Nonetheless, the judge gave permission for the Defendant to rely on the witness statement, subject to ‘stringent conditions’: (i) that the Defendant pay a substantial sum into court within 21 days to show it was ‘genuine’ in its defence; and (ii) if it did not, judgment would be entered against it. The figure to be paid was over 90% of the total value of the claim.

The Court of Appeal

The Court of Appeal found that both aspects of the Order were wrong in principle.

(i) Security as a Condition for Admitting the Witness Statement         

The Court of Appeal recognised that conditional orders may be made by the court on an application for summary judgment under CPR 24.6. Such conditions are typically the payment of a sum of money into court or other form of security. CPR 24 PD para 4 states that such conditions may be made when it is possible that a “defence may succeed but improbable that it will do so.”
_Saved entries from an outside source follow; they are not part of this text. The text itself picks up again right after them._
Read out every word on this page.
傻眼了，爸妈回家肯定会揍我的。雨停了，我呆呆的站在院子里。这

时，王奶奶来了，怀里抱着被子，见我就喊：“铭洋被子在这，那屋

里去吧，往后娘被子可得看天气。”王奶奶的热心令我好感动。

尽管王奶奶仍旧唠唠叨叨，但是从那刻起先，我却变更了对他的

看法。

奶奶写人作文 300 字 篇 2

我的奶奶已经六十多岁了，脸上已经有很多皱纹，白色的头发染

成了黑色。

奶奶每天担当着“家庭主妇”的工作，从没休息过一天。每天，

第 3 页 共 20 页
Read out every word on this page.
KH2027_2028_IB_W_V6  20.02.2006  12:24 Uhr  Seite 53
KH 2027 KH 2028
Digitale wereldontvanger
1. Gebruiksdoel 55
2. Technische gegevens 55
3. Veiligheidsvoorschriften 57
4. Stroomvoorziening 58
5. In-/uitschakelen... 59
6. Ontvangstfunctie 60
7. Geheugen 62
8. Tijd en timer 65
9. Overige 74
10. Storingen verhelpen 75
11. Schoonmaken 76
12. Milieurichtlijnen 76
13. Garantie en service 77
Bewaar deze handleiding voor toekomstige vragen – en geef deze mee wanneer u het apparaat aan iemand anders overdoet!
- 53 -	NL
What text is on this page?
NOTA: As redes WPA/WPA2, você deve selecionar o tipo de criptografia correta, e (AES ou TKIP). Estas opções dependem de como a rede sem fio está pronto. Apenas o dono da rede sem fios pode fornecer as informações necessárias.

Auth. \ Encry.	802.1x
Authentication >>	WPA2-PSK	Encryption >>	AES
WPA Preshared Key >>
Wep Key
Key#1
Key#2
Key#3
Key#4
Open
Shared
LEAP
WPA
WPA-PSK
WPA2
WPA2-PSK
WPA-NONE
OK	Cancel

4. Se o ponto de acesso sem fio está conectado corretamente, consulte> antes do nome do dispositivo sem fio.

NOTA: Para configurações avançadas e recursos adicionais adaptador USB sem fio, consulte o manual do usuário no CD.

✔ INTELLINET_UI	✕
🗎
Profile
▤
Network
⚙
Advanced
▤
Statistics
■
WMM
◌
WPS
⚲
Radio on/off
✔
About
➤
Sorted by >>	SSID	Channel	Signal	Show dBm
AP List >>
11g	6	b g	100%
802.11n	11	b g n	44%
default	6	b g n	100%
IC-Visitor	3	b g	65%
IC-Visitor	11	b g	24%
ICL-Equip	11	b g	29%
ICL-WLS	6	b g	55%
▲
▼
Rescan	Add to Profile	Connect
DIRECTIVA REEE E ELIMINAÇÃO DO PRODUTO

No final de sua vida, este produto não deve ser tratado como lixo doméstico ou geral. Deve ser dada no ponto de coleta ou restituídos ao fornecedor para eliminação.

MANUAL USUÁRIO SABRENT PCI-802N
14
Three main problems were identified with the judge’s approach:

  1. The Claimant had not applied for security for costs; the issue arose at the hearing. The Defendant had not been given an opportunity to adduce evidence as to whether it could comply with the order.
  2. If it were necessary for the Defendant to show good faith in its defence, a lesser sum would have sufficed. A figure of over 90% was disproportionate.
  3. More fundamentally, the judge could not fairly conclude that the Defendant was acting in bad faith when the Defendant had, albeit belatedly, set out its case on the merits and the judge had not yet heard submissions about it. It would not appropriate to make payment of costs, even of a lesser sum, a condition for relying on a witness statement where the merits are yet to be decided.(ii) ‘Default’ Judgment as a Sanction The Court of Appeal began with the proposition that any proposed sanction must be a proportionate and effective means of achieving the purpose in question. An order giving permission to rely on a witness statement conditional on making a payment into court contained its own sanction: no permission to rely on the statement. However, the judge went further, allowing the Claimant to enter judgment if the payment was not made.Consequently, the Defendant was worse off than if it had simply been refused permission to rely on the witness statement. If permission were simply refused, the Defendant would still have been able to make submissions which did not rely on the witness statement, which the Defendant would have been entitled to have the court consider. As it was, if the Defendant did not make the payment, judgment would be entered against it notwithstanding the fact that it might have a good defence to the claim. The sanction was therefore disproportionate.


This rare example of an appeal court setting aside a discretionary case management order illustrates the fundamental nature of a defendant’s right to defend a case, however dilatory his conduct has been in the litigation. Practitioners defending a summary judgment application should be reassured that, although it may be foreseeable that the court may make a conditional order against the defendant, it is not necessary to adduce or even prepare evidence on the defendant’s financial resources; not, at least, in a case where no prior notice has been given that the claimant will be seeking a conditional order. In cases where the order is made without prior notice, the Court of Appeal has confirmed that it is incumbent on the judge to give the defendant a reasonable opportunity to adduce evidence of the resources available to it to comply with the proposed condition. It is also worth noting that although a defence may be ‘shadowy’ or of ‘doubtful good faith’, these are not pre requisites for a conditional order. Although these may be taken into account, the correct test generally remains ‘whether the defendant has a real prospect of success but success is nevertheless improbable.’ In circumstances such as a history of procedural breaches, a court should exercise caution before ordering a defendant with a real prospect of defending the claim to provide security for all or most of the sum claimed as a condition of being allowed to defend the claim.